Where there have been new, open or closed claims these need to be addressed — not just by discussing outcomes of those claims but by examining their cause and analysing preventative measures to stop future occurrences. Claims should be put at the fore with insurers and addressed, not buried. It is key for insurers that losses are not deemed to be systemic issues. Therefore, if something has happened in the past – insurers will want to see that strategies have been implemented to prevent it from happening again. Insurer loyalty is key to securing the best possible outcome for clients.
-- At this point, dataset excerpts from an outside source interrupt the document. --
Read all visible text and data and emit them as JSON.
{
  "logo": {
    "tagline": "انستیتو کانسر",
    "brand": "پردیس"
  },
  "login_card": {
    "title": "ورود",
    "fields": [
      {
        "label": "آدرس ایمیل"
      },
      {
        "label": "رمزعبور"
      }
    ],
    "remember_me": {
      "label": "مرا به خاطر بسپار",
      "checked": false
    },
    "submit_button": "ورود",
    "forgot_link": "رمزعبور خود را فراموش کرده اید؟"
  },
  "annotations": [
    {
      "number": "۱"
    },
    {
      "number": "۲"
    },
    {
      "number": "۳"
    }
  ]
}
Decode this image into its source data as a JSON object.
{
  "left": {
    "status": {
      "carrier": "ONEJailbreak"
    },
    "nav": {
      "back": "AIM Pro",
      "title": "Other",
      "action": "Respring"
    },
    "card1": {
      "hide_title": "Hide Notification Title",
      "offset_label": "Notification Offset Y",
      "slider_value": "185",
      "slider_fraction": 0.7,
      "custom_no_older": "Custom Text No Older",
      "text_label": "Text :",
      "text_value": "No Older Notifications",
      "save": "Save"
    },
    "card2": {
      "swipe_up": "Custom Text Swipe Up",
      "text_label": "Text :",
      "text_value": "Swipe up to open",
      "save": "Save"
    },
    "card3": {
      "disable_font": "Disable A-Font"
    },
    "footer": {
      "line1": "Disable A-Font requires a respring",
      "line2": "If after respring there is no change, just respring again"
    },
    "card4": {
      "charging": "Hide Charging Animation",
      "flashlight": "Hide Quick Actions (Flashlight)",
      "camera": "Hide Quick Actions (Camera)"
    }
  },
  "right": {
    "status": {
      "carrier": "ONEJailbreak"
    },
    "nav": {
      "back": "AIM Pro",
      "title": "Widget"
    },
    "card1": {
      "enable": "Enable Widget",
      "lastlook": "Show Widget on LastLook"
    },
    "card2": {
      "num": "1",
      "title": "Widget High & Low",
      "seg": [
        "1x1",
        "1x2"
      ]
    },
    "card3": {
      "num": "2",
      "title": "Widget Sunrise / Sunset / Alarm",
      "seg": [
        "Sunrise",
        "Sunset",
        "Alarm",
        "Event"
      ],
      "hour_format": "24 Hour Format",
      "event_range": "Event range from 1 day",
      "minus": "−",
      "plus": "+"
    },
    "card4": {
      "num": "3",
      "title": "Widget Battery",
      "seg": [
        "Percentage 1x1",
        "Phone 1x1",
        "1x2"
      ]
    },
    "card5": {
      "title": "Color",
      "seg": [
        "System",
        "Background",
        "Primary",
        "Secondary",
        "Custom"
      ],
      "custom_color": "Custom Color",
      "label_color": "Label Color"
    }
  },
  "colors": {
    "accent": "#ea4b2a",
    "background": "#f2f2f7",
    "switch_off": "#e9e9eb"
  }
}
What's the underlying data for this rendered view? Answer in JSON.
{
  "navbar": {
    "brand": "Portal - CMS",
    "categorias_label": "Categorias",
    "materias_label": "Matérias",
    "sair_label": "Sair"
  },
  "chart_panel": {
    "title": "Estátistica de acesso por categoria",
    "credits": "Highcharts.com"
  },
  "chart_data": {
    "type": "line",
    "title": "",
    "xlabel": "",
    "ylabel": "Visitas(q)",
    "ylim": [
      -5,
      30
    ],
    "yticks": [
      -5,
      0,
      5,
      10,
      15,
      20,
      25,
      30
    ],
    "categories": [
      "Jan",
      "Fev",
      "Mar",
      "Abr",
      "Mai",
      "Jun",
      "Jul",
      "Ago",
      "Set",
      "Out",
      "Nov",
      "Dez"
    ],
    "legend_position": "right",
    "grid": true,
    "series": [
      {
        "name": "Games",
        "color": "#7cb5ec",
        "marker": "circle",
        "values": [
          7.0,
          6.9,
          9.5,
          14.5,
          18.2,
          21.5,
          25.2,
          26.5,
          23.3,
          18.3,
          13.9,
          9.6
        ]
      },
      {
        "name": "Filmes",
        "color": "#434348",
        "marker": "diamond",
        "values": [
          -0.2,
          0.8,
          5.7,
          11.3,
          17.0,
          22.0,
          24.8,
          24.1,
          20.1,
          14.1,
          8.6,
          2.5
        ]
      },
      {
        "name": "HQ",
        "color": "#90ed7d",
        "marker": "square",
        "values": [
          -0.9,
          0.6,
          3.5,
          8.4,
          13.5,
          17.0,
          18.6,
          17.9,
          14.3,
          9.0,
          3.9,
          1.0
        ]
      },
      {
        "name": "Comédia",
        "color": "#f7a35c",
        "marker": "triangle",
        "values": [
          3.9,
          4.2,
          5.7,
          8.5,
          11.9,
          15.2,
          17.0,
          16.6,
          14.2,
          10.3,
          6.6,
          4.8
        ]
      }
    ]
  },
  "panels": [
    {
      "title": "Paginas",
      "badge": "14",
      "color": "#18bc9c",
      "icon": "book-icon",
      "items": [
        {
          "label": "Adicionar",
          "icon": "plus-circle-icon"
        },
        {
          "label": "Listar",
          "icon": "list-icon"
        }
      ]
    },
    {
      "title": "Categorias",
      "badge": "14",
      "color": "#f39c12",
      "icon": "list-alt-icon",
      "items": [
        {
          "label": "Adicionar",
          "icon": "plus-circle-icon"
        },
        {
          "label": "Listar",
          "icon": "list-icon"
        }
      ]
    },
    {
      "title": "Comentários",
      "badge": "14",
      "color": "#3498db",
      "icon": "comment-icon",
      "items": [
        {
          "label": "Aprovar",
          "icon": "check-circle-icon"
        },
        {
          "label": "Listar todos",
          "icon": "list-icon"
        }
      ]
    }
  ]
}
We speak of this in our article Insurer loyalty and long-term pricing stability: is it worth it?
5. Understand and address emerging risks
Where a company can address key risk exposures to which insurers have concern, this will be looked upon favourably by underwriters.
By way of example, Environmental, Social and Governance (ESG) is of key concern to insurers underwriting Directors’ and Officers’ liability (D&O) insurance. By engaging with experts to address a corporation’s strategy on ESG, identifying its failings and addressing them via a remediation plan, you will demonstrate to the underwriter of the policy that the insured is taking a proactive position on mitigating against an emerging or trending risk.
See here how Bellrock engages with third parties on similar issues. This in-turn provides our clients with strong governance, transfer of risk, demonstrative risk-mitigation and overall, a more attractive risk profile. The benefit here is greater insurer interest that leads to better insurance outcomes.
“Arranging” insurance is only part of what we offer at Bellrock. To do that properly we must first understand your business objectives, identify risks and assist to transfer those risks by other means. Where insurers truly believe that the coverage they offer is the policyholder’s last line of defence to trigger only in the most remote of circumstances, then they will actively seek to participate as the policyholder’s insurer.